Lane was scared and thought zombies were chasing him, according to the SLED report. He initially ran away, then surrendered with his hands up. He was booked into jail at 10:55 p.m. and put on “suicide watch” because of his behavior during booking, the SLED report said.
He was put first into a regular cell while the padded cell was cleaned, but immediately started hitting his head on the cell wall. Deputies used a stun gun while trying to move Lane to the padded cell. A detention center nurse came to check on Lane around 11:30 p.m. before he was moved. She told SLED she noticed no complaints of pain or signs of distress but was unable to take Lane’s vitals because of his behavior.

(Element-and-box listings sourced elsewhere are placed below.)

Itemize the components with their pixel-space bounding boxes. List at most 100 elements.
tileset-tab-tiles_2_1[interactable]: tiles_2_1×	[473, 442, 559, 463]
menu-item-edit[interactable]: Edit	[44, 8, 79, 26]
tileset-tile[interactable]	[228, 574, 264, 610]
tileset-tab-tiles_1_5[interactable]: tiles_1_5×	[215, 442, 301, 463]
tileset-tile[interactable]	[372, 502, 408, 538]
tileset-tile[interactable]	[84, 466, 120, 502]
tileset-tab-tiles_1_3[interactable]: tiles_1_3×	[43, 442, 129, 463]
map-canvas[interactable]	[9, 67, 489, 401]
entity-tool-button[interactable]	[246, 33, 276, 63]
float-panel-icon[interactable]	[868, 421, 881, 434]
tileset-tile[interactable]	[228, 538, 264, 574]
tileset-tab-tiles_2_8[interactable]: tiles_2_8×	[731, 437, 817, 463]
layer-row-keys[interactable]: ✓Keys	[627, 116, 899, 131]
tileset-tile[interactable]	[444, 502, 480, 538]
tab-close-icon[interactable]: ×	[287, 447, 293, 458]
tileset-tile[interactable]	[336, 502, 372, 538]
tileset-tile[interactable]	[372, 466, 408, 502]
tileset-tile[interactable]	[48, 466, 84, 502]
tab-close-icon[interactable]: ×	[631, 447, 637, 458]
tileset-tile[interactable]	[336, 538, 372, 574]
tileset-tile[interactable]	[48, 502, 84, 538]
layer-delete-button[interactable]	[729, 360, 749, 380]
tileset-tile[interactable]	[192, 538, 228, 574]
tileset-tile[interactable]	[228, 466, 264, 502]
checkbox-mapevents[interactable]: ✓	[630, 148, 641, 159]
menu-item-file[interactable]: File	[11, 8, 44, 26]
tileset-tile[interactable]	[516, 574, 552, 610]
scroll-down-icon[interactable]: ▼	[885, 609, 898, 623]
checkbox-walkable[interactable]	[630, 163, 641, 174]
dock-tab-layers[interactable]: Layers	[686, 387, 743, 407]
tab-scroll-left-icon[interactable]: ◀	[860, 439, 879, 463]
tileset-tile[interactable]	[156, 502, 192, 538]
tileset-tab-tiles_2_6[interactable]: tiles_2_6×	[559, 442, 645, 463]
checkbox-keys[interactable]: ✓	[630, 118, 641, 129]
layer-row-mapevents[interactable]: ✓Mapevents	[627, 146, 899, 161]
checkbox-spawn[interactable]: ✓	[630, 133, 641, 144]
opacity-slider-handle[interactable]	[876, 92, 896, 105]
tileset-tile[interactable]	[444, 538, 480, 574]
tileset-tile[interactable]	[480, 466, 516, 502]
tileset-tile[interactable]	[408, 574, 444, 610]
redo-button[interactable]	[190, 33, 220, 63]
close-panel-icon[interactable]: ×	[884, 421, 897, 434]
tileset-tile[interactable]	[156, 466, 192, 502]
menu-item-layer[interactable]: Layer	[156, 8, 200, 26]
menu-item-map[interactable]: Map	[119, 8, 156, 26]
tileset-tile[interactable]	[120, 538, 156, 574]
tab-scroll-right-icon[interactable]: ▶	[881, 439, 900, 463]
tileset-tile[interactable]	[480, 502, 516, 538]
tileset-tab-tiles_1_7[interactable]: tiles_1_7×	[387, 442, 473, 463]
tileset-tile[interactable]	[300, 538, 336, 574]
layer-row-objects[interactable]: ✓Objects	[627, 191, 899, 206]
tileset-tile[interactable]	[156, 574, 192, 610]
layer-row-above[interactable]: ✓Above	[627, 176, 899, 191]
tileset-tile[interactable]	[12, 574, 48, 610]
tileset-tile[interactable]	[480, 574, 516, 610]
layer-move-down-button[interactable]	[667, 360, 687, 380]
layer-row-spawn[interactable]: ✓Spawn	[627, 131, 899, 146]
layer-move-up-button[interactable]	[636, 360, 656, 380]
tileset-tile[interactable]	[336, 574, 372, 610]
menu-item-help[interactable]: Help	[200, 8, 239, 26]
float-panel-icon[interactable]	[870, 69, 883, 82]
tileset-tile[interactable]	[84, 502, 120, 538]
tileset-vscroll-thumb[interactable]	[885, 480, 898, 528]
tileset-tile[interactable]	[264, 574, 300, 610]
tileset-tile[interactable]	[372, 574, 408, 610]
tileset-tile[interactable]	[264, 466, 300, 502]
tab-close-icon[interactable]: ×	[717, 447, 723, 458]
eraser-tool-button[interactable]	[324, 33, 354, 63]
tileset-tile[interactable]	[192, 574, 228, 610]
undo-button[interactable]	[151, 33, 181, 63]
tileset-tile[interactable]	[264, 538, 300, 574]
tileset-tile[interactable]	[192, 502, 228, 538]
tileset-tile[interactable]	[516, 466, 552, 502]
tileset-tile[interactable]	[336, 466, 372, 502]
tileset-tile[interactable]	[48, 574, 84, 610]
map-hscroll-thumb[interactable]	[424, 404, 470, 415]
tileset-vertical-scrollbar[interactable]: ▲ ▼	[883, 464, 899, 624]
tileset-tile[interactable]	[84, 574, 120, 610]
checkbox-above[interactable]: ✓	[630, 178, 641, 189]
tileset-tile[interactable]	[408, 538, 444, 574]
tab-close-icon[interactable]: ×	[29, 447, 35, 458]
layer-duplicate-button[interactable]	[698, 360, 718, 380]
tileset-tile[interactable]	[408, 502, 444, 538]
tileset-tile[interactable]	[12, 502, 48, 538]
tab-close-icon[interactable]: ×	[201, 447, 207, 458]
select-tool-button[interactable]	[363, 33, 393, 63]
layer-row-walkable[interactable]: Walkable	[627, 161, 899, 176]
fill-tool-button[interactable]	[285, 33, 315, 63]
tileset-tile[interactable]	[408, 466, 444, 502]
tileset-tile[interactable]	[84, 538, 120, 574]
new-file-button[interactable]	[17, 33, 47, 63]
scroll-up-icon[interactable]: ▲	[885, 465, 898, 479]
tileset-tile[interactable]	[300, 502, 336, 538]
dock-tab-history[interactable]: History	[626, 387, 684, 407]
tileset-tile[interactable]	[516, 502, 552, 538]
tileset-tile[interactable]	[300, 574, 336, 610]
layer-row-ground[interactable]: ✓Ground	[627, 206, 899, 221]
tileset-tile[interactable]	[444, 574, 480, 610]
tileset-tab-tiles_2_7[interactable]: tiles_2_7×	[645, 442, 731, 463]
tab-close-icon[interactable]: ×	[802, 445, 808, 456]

Once Lane was in the padded cell, he continued to punch the air, according to the coroner's office investigation. He was sweating profusely and breathing heavily, and his activity decreased through the early morning. Sweating, rapid breathing and an altered mental state are all symptoms of NMS.
“Despite them giving him the drug, they failed to recognize the number one side effect associated with the drug they gave him,” said Christopher Pracht, the family’s attorney.
Citing surveillance footage, the coroner’s office report said that at 1:18 a.m. Oct. 3, Lane fell into a “partially prone” position, with his head and chest down and his legs bent in a “frog leg-like position to the sides.” Between 2:36 and 2:45 a.m., it appeared he was having seizures. Then he stopped moving.
NMS is "a lethal medical condition that requires hospitalization and special care immediately,” Pracht said. “In the critical hours, in the critical moments where Lavell’s life could have been saved, as best I can tell from SLED’s investigation, he was in a padded cell being videotaped dying, and nobody did anything.”
The SLED report makes no mention of anyone checking on him during those hours in the cell. A deputy walked by the cell around 4 a.m. and saw Lane on the floor in a “praying position” but did nothing, the SLED report said.
Lane was found dead 45 minutes later.